Speaking of seasons and Japanese names, I remember having the biggest crush on a boy named Haruo (for spring) McKinley back in the fifth grade. I often wonder what became of him. In fact, about half a dozen girls in my class were smitten with Haruo. Although he looked totally Japanese, I'm assuming that with that last name his father was an American Caucasian. Haruo's hair was dark except for a patch of blonde in front. In this photo, you can't really see it, but it's there.

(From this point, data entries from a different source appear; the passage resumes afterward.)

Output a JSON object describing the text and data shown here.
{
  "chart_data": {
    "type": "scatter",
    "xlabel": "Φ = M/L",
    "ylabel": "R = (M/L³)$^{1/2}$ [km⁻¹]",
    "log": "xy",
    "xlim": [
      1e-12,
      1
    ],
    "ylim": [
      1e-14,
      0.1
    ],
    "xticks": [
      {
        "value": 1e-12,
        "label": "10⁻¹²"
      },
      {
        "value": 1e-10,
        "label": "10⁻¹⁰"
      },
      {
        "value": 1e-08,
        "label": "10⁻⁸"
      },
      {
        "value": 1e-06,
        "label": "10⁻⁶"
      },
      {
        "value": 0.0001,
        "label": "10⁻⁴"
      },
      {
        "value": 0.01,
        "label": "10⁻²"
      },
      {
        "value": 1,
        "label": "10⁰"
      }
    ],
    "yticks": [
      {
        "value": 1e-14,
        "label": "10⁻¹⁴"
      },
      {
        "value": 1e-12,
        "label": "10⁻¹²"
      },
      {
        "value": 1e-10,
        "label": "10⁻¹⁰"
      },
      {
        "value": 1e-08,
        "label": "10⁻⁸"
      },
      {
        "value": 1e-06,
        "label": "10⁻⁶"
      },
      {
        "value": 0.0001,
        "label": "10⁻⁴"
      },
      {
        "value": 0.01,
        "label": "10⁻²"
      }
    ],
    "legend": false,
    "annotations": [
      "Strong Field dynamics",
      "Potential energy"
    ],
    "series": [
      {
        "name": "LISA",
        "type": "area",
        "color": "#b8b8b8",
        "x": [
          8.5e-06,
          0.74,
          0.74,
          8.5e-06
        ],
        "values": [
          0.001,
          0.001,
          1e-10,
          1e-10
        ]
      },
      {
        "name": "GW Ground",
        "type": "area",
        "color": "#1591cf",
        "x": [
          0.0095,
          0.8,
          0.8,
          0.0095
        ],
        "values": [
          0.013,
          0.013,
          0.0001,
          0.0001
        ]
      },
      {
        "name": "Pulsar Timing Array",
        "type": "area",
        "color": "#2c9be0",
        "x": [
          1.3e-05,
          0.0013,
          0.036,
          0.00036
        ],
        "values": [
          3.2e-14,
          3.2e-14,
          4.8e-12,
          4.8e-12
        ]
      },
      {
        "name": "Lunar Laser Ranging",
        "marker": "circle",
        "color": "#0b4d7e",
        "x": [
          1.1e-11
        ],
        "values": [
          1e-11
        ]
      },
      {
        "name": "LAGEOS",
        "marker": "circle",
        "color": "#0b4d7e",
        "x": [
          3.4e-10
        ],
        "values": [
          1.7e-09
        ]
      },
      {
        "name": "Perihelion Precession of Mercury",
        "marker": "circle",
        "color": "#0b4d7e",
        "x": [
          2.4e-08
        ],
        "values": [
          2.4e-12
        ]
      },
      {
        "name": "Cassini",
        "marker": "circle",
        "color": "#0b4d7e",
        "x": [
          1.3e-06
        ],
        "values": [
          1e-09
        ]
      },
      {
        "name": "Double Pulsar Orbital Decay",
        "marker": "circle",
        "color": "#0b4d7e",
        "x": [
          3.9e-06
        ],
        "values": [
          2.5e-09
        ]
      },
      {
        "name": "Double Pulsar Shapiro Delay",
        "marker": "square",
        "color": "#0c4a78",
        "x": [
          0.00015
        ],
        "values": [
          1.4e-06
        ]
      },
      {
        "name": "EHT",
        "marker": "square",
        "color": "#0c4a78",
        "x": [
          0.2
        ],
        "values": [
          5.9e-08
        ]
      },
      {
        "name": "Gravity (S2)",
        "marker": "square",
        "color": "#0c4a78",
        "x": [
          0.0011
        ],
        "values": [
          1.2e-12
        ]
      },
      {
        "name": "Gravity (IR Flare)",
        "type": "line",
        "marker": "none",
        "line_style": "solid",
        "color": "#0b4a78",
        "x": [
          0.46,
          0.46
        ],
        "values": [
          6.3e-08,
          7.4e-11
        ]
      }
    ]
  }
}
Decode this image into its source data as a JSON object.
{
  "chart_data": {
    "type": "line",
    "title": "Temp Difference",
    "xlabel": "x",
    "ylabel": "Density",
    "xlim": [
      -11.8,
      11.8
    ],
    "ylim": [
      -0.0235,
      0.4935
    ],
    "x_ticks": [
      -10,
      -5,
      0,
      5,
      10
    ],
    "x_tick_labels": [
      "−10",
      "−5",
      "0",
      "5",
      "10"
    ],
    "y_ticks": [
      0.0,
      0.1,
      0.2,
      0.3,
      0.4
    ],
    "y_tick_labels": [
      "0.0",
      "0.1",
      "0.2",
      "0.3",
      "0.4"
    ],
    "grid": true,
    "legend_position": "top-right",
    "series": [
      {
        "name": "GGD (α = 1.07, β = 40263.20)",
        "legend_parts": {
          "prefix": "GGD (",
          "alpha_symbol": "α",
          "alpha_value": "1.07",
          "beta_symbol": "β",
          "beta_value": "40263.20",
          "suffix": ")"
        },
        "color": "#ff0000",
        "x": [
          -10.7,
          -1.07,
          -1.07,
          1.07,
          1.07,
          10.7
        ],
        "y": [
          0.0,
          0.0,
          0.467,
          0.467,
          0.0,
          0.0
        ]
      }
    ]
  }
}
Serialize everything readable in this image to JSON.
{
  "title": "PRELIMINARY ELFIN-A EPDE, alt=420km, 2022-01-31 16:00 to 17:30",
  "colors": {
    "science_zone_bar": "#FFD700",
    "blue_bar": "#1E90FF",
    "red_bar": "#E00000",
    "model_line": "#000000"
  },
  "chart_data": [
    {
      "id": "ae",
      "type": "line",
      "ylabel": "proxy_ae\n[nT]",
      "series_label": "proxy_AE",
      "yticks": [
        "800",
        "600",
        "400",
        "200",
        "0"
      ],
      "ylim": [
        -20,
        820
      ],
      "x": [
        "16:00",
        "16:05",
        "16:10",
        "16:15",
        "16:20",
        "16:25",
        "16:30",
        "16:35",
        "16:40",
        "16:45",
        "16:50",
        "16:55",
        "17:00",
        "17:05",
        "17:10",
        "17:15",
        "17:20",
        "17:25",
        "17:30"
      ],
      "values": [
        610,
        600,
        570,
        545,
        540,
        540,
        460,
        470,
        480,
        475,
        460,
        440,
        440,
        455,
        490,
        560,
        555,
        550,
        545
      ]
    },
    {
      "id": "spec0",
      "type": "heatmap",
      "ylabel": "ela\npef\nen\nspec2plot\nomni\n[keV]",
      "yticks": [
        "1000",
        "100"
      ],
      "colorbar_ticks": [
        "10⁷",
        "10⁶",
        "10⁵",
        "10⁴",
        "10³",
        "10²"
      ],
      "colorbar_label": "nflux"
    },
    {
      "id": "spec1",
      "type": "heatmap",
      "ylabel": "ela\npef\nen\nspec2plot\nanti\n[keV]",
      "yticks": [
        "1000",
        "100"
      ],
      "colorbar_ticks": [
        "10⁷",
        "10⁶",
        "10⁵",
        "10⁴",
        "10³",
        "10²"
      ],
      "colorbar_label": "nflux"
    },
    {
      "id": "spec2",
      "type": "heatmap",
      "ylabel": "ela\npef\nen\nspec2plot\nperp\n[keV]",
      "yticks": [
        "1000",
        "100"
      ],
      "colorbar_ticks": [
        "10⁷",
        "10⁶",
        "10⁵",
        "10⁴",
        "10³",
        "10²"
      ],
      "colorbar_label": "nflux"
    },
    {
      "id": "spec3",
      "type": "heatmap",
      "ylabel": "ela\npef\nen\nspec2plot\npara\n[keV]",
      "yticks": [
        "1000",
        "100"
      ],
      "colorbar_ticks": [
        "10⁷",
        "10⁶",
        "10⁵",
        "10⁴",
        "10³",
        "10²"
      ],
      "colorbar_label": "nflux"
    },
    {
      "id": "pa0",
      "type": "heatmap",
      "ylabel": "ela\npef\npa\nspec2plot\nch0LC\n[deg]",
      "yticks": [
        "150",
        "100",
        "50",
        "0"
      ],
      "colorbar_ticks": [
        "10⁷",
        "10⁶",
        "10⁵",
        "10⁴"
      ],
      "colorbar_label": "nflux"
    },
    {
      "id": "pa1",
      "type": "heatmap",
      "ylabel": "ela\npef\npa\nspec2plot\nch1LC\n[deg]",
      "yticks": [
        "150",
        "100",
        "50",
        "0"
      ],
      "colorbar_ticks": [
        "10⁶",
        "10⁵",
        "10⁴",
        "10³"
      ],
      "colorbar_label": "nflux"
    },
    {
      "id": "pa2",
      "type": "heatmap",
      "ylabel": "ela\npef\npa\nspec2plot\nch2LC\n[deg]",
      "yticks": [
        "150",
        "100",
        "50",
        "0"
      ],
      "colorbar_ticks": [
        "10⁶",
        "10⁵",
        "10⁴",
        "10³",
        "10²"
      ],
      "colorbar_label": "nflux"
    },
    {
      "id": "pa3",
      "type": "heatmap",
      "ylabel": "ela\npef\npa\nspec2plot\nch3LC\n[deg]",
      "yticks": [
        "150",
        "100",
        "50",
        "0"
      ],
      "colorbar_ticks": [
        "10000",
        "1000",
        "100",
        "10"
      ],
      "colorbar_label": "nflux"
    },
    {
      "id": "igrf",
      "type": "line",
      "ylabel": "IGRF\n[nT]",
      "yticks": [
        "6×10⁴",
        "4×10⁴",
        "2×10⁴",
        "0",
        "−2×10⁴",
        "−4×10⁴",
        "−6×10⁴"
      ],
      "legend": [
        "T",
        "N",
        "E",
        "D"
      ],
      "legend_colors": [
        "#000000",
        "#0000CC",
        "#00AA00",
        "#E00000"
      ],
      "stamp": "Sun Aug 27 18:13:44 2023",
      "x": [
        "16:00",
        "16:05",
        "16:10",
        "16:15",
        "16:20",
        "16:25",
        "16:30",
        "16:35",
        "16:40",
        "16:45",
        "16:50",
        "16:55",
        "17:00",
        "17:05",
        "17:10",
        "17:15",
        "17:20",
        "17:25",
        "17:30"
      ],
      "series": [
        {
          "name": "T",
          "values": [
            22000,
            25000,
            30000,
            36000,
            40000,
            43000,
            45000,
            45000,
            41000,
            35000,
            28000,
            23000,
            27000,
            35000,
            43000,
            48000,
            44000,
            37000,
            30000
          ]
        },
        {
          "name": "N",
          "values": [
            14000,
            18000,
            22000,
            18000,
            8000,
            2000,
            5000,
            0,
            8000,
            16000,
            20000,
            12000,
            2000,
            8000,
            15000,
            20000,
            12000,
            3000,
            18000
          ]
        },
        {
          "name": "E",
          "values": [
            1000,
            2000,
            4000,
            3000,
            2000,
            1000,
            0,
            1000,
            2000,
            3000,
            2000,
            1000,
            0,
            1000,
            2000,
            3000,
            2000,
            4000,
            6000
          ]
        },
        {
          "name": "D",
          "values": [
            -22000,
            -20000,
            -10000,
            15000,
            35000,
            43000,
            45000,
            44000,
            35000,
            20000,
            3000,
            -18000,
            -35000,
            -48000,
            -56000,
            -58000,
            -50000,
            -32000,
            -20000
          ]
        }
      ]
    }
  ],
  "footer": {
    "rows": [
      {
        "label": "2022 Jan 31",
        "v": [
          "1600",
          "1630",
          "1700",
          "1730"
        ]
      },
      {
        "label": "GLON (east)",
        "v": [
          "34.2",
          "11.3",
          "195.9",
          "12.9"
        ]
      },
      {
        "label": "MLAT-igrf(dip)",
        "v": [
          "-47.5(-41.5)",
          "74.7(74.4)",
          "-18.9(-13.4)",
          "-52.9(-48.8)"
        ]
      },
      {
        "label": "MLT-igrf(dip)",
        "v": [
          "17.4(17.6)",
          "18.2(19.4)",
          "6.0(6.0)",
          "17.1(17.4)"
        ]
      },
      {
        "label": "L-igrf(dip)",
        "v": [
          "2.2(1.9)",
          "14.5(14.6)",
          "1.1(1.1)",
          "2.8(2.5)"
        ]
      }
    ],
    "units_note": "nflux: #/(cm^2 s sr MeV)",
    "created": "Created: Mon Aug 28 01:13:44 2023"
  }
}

One possible reason Haruo appealed so much to us girls might've been because he was older than us. On the back of this photo, he signed his name along with his age: 12. The rest of us were 10 going on 11, so to us he was an older man--suave and sophisticated. I wonder if he might've been held back in school for a year. My guess is that he had probably gone to school in Japan and had to start all over in the U.S., maybe due to a transition in language.
Anyway, the girls all loved Haruo. Even when he cried. Oh, yeah. One time, we all had to get TB tests done on the inside of our forearms. Well, Haruo's blew up into a big red circle and everyone said he was probably infected with tuberculosis. I remember watching the poor boy at his desk lay his head in his arms and just bawl. It must've been a false alarm, though, because he was back in school the next day impressing us again with his blonde forelock and older, wiser ways.